Heute Abend TV-Doku im Ersten "Pässe für Kriminelle": So unsicher sind unsere biometrischen Daten

Von Frank Jürgens

"Pässe für Kriminelle - Biometrischer Datenhandel im Dark Web", am Montag (06.08.18) um 22:45 Uhr im Ersten. Foto: BR"Pässe für Kriminelle - Biometrischer Datenhandel im Dark Web", am Montag (06.08.18) um 22:45 Uhr im Ersten. Foto: BR

Osnabrück. Die Dokumentation über „Pässe für Kriminelle – Biometrischer Datenhandel im Dark Web“ (Das Erste, Montag, 22.45 Uhr) weist nach, wie unsicher unsere biometrischen Daten sind. Sehenswert und aufschlussreich!

Jeder Fingerabdruck ist einmalig. Genauso wie das Muster der Iris. Die individuelle Unverwechselbarkeit macht Fingerabdrücke und Iris-Scans zu scheinbar sicheren Methoden der Identifizierung. Es ist ja sowieso viel bequemer, sein Smartphone per Fingerabdruck oder Iris-Scan freizuschalten, als über ein kompliziertes Passwort. Und da auch Staat und Wirtschaft von den Vorteilen biometrischer Daten profitieren, sammeln sich unsere einmaligen Erkennungsmerkmale längst in speicherhungrigen Datenbanken.

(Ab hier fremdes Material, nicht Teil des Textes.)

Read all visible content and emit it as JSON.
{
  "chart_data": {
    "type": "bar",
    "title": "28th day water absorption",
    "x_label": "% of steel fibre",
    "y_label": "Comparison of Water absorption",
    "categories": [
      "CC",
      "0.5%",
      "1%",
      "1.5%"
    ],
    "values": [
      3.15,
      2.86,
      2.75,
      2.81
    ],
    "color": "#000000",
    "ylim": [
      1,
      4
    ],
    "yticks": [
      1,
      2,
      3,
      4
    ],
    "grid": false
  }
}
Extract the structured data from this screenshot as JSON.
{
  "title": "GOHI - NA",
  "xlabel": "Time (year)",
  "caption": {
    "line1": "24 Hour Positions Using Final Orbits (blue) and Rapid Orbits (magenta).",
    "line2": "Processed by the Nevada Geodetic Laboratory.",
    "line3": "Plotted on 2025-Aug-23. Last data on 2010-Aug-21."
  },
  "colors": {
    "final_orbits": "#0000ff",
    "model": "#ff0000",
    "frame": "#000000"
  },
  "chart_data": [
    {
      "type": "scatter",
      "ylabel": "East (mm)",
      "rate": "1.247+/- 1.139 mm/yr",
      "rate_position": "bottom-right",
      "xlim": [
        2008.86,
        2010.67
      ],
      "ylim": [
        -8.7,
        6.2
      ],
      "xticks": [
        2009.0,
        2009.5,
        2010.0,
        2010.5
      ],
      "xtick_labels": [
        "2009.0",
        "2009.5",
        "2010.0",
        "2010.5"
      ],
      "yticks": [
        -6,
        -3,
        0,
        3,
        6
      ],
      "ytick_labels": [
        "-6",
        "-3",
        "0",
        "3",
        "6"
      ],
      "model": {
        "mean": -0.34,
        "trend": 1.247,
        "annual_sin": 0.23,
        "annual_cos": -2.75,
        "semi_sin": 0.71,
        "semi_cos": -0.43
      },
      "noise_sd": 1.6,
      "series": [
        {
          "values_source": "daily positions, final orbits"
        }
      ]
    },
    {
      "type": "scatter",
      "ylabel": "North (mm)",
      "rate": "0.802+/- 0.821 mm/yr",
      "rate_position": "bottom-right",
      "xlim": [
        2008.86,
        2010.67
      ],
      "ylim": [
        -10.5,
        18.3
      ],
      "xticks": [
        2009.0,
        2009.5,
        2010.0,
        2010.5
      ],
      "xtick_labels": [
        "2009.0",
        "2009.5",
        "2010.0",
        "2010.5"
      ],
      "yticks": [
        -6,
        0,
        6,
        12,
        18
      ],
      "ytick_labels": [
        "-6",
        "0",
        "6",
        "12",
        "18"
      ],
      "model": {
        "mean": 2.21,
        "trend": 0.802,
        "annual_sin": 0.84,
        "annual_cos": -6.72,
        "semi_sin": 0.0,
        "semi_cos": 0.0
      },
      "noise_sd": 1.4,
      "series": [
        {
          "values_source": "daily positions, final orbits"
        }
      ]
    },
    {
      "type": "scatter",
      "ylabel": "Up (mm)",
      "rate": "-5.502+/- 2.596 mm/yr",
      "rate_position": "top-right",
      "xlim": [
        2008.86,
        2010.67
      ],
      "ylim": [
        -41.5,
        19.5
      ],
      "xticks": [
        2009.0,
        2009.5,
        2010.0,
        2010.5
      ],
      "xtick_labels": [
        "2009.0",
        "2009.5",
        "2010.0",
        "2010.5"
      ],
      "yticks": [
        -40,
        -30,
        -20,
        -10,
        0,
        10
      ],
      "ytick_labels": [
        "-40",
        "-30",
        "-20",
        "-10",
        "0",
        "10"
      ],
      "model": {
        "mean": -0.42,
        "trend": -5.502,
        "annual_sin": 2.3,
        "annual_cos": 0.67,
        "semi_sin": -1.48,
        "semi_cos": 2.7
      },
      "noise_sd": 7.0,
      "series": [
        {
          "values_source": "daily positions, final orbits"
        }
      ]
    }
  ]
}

Leider existieren in allen Systemen Sicherheitslücken, die unsere gespeicherten biometrischen Daten dem potenziellen Missbrauch durch Kriminelle preisgeben. Das belegt nun die sehenswerte, weil aufschlussreiche Dokumentation über „Pässe für Kriminelle – Biometrischer Datenhandel im Dark Web“. Filmautorin Sabina Wolf weist mit Hilfe von Fachleuten wie einem Hacker vom Chaos Computer Club, Polizeiermittlern und Sicherheitsexperten nach, wie simpel es ist, all diese einmaligen Daten zu fälschen, stehlen und zu manipulieren. Das ist für die Opfer dann besonders heikel. Denn im Gegensatz zu Passwörtern, so heißt es gleich mehrfach, lassen sich einmal geklaute Fingerabdrücke und andere biometrische Daten nicht ersetzen.

Wertung: 5 von 6 Sternen.

„Pässe für Kriminelle – Biometrischer Datenhandel im Dark Web“. Das Erste, Montag, 06. August, 22.45 Uhr.